Castle Howard is located on the site of another ruined castle, known as Henderskelfe Castle. It was inherited by the Howard family in 1566. Construction of the castle was originally started in 1699, however, it took a lifespan of three different Howard Earls and various architects to complete. The 3rd Earl of Carlisle commissioned the services of Vanbrugh, a member of the Kit-Cat Club, to design the plans for Castle Howard. Vanbrugh was assisted by Nicholas Hawksmoor, and his designs reflected a Baroque style, with two wings on each side of the structure.
Construction was started at the east end, with the East Wing being completed between 1701 and 1703. Other finished areas included the east end of the garden entrance, the Central Block which included the dome, and the west end of the garden front entrance. The finishing touches included an exuberant amount of baroque qualities, such as cherubs, urns, coronets, and Roman Doric pilasters. Much of the dome interior was painted by Giovanni Antonio Pellegrini.
Before the West Wing was completed the Earl decided to focus on the gardens and surrounding grounds. At this stage, construction had cost the 3rd Earl of Carlisle almost 30% of his entire income. The rooms of Castle Howard were completed in different stages over the years and the overall completion did not occur until 1811. By the time of the 7th Earl of Carlisle the estate covered 13,000 acres and included the villages of Coneysthrope, Terrington, Bulmer, Slingsby, and Welburn.
On November 9, 1940 a large portion of the house was destroyed by fire. The central hall, dome, dining room, and the state rooms on the east side of the house were destroyed. A total of 20 priceless paintings were ruined, including paintings that depicted the Fall of Phaeton by Antonio Pellegrini. During the 1960s the dome was rebuilt, as well as a recreation of Pellegrini’s paintings.

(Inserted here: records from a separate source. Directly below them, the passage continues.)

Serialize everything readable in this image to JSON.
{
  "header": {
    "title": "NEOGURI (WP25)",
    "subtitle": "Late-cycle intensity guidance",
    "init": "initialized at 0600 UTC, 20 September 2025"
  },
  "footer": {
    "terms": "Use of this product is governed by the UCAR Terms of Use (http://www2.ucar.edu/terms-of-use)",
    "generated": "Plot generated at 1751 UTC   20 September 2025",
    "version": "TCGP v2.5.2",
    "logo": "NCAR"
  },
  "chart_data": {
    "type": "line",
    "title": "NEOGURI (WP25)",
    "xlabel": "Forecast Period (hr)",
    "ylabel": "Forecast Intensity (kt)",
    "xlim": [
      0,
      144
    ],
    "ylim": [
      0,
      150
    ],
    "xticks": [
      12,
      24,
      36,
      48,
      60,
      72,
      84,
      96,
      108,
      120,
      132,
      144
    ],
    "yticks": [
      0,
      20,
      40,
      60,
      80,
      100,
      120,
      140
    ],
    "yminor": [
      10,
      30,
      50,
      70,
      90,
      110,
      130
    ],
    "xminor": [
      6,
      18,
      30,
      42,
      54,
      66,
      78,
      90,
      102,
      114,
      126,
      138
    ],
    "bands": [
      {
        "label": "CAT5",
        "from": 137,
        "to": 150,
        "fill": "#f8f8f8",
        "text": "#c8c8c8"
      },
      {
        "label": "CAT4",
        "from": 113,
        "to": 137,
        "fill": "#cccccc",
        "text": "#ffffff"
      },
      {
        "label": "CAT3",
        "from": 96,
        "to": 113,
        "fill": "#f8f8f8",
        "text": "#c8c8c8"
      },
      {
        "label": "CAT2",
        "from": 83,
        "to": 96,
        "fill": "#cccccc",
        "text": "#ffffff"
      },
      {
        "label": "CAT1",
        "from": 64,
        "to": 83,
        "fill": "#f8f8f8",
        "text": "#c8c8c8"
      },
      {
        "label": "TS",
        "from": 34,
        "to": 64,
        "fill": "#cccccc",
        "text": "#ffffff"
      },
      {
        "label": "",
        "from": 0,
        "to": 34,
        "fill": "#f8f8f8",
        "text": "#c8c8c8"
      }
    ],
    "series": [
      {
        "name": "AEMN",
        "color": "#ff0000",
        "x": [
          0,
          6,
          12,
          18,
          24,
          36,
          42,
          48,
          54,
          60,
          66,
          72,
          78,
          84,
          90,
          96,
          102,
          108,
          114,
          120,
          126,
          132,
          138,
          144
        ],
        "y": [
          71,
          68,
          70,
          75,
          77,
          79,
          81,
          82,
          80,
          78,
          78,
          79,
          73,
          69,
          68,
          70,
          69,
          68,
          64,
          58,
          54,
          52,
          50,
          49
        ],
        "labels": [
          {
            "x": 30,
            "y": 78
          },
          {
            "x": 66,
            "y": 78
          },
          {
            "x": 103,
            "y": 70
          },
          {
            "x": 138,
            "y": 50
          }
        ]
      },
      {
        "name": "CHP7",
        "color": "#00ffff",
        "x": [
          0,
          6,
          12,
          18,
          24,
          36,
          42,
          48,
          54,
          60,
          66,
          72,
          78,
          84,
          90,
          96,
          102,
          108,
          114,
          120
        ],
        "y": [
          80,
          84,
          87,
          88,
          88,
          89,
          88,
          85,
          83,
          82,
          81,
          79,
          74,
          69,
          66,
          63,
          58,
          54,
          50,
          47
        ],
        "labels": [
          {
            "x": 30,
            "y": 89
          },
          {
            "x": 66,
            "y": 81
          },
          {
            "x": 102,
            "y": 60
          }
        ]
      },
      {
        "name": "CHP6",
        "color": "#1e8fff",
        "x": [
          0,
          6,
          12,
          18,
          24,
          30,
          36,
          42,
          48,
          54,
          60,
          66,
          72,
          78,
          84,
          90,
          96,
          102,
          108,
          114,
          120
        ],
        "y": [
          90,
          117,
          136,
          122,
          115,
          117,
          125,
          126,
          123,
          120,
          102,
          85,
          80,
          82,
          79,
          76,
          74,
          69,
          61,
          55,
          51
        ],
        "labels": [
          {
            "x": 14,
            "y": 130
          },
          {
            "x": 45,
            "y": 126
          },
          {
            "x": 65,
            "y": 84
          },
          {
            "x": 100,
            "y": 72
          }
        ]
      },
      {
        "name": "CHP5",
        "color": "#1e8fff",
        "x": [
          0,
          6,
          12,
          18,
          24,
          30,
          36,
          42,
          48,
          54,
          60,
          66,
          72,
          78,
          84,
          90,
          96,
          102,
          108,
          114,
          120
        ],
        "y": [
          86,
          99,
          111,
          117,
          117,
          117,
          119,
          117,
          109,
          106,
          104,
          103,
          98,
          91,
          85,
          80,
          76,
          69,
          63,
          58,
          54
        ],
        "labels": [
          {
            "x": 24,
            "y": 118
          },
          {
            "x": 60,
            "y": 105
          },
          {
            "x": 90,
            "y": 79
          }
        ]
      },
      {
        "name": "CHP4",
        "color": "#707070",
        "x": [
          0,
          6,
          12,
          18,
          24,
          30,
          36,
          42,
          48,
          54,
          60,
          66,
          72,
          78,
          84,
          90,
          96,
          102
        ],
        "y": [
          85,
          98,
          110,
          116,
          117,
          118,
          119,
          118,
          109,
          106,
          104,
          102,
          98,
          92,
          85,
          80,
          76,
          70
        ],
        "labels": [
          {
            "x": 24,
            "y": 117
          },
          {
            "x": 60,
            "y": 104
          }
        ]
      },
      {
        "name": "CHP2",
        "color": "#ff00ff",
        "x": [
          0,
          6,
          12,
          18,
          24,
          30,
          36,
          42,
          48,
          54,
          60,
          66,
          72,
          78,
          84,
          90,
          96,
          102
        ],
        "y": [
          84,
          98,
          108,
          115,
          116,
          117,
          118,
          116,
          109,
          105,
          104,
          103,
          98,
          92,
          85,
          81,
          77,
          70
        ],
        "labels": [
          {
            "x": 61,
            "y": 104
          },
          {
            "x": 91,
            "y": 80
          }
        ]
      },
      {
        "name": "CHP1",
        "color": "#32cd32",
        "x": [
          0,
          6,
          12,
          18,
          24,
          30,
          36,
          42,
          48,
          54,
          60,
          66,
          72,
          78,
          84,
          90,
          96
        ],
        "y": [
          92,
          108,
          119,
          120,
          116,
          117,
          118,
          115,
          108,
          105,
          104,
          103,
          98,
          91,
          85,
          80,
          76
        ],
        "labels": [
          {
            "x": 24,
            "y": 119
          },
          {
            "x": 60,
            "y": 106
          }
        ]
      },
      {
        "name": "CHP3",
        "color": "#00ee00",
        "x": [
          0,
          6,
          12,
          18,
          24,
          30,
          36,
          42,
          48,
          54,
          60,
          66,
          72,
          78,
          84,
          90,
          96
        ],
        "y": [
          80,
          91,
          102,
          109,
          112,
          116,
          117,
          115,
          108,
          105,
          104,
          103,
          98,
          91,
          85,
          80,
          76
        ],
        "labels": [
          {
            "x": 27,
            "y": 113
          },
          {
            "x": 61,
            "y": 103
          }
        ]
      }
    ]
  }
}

The Howards have continuously taken up residency at Castle Howard since the 3rd Earl made it his home in the early 1700s. After the death of the 9th Earl in 1911, Castle Howard was inherited by his younger son Geoffrey, with later earls having Naworth Castle as their northern country house. In 1952, the house was opened to the public by then owner, George Howard, Baron Howard of Henderskelfe.
In Film & TV
Castle Howard gained iconic status as the setting of Brideshead Revisited. Other cinema credits include: Death Comes to Pemberley (2013), The Buccaneers (1995), and Barry Lyndon (1975).